How 'nature's ultimate sensory machines' integrate sight and smell

February 14, 2008

“Flies are nature’s ultimate sensory machines, outperforming any human-engineered devices,” said Mark Frye of the University of California, Los Angeles. Adult fruit flies can distinguish small differences in odor concentration across antennae separated by less than one millimeter. Flies can also see in all directions at once, though the picture may be grainy.

Flies’ keen senses allow for some incredible maneuvers. During flight, a male housefly chasing a female can make turns within 40 milliseconds—less than the blink of an eye. When they’re hungry, flies track weak scents of food to far-flung places. Both feats depend on the tight integration of sight and smell.

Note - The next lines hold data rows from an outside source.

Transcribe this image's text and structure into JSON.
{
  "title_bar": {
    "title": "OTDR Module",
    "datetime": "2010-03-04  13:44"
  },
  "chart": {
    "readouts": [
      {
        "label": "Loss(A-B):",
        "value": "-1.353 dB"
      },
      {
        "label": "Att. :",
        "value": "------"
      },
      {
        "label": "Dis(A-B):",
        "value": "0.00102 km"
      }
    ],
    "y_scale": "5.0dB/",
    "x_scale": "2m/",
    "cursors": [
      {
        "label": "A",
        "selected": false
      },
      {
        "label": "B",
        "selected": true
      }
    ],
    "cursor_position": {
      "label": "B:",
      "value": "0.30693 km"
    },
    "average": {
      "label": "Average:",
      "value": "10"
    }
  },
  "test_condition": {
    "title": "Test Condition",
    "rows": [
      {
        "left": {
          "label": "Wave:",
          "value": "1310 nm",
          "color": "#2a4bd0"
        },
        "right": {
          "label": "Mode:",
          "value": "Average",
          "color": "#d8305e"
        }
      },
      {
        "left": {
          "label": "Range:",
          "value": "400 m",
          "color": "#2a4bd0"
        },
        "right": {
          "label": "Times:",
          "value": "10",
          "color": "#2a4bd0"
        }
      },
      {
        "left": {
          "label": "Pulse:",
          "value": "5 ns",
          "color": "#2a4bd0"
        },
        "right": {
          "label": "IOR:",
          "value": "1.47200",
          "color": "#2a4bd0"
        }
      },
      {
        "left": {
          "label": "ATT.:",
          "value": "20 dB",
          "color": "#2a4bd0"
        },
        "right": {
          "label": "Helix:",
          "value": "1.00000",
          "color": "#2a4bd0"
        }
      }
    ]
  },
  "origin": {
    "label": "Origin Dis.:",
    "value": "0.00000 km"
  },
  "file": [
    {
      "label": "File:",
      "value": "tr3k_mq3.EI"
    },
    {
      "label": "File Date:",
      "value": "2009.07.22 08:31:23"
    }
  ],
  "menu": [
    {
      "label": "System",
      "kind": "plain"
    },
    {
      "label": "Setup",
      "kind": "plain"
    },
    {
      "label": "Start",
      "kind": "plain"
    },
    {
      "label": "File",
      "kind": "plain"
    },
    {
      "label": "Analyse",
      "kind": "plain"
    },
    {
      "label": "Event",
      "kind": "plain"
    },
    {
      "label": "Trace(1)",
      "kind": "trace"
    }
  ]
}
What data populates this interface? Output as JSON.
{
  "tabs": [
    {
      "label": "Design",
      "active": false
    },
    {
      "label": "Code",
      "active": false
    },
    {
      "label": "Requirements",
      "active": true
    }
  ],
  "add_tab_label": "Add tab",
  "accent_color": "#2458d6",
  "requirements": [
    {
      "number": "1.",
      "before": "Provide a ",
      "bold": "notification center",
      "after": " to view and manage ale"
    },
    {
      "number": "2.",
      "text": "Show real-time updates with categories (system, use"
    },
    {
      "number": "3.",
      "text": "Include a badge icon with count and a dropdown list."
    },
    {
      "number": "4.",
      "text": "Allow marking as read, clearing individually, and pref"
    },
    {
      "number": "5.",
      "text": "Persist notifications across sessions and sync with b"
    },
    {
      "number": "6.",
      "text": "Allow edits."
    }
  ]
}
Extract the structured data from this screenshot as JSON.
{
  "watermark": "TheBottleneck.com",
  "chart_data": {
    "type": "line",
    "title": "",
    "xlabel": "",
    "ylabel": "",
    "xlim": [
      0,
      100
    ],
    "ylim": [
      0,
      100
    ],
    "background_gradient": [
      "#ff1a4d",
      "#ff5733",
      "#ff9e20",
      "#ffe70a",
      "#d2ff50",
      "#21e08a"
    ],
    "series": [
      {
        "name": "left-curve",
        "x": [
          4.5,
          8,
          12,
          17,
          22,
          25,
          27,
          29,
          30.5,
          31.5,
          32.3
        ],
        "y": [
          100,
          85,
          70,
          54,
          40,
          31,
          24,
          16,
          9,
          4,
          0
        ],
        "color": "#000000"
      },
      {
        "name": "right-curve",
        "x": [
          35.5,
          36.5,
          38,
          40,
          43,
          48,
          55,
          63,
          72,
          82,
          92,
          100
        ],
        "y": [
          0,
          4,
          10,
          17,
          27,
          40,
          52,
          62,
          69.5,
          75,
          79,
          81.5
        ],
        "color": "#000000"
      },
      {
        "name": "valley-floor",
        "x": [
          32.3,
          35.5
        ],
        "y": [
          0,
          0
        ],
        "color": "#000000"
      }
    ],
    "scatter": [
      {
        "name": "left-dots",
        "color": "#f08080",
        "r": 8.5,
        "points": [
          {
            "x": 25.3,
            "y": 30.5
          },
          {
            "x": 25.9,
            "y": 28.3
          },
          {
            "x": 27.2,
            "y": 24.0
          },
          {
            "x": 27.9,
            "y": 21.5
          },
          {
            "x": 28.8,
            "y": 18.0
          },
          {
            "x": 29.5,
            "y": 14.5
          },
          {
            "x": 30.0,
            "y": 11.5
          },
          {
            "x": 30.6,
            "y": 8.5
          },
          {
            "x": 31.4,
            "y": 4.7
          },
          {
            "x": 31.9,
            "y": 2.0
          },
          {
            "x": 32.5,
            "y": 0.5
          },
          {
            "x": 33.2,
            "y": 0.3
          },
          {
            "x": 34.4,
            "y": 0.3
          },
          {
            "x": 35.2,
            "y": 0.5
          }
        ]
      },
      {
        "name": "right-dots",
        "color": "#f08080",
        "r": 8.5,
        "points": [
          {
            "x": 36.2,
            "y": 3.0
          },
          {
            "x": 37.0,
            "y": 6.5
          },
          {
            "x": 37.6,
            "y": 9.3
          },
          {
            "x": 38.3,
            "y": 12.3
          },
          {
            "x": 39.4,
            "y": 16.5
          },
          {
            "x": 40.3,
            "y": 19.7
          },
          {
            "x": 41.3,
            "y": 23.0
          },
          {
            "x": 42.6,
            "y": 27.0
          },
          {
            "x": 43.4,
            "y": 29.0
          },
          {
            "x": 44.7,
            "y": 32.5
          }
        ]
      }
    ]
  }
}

Now, Frye and Brian Duistermars, also of UCLA, have begun to explore just what flies need to pull it off. Their findings, published online on February 14th in Current Biology, a publication of Cell Press, provide insight into the brains of other animals, including our own, they said.

“We know a lot about how individual sensory systems work,” Frye said. “Our view gets cloudy when it comes to the integration of senses.”

They already knew that certain neurons in the fly brain are sensitive to the motion of the whole panorama, whereas others zero in on small objects. They now find that the panoramic view of the world is what’s required for accurate odor tracking. Small object landmarks aren’t enough to keep the insects on the right path.

“Fruit flies have 700 times lower visual spatial resolution than humans, and they have five times fewer olfactory receptor types,” the researchers wrote. “Yet their ability to find smelly things in visual landscapes as diverse as forests, deserts, and backyard patios would suggest behavioral performance greater than might be predicted by the sum of sensory inputs. The results presented here show that odor signals activate powerful visual stabilization reflexes to accurately track an appetitive odor plume. The requisite visual feedback cues emerge from the wide-field visual processing centers of the brain, not the small-field object-tracking centers, thus hinting at possible neuroanatomical substrates.”

Frye expects the principles at work in the fly may be extrapolated to other animals. It might also be applied in other arenas, he said, such as building better robots.